Fairest of All didn't grab me, with the result that it was a bit of a struggle to keep my focus. That's not a crime, considering I'm almost 27 and reading a book for a much younger audience, but what's much more off-putting is my strong suspicion that wee!me, even at six or seven years old, wouldn't have enjoyed this book very much, either. I recognized Fairest of All for what it was before I even opened the cover: a Disney-licensed retelling of Snow White from the perspective of the Wicked Queen with a target audience twenty years younger than me.

Turns out even those standards were too high.

If done well, simplicity can be good and extremely effective. If done badly, however, simplicity is at best boring and at worst patronizing. On the bright side, I found this merely boring but not quite a cure for my insomnia, so the author can take that to heart at the very least.
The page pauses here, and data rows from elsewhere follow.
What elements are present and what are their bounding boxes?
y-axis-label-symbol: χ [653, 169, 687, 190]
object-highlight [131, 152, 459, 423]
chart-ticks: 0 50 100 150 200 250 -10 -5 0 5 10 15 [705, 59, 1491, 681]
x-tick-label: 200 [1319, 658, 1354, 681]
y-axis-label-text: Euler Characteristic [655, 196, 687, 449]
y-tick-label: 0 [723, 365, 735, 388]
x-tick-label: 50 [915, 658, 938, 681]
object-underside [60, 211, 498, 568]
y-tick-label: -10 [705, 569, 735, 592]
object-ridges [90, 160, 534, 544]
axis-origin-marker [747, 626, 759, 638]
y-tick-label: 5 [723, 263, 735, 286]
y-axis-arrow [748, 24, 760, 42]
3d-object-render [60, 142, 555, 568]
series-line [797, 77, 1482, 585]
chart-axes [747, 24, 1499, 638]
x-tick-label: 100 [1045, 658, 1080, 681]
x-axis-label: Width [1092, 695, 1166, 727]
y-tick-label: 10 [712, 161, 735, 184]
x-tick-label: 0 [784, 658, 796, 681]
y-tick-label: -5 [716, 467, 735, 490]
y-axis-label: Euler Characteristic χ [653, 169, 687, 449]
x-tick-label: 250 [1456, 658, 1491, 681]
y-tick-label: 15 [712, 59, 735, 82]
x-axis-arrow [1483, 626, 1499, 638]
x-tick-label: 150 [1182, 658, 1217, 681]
Valentino favored safety over creativity in her retelling, and maybe that's due to the influence of her publisher. Disney's not exactly on the cutting edge of artful risk-taking. I love fairy tales and the popular trend of retelling them from a different POV, but those always have something to offer beyond a predictable back story and the inconsistent voice of another character, making this attempt fall flat. Overall I was disappointed with both the story and the writing.

But holy God, that cover! If I owned a coffee table, this would be the book I left sitting out to catch the eye of anyone stopping by and to freak myself out a bit when I wander around in the middle of the night. Excellent.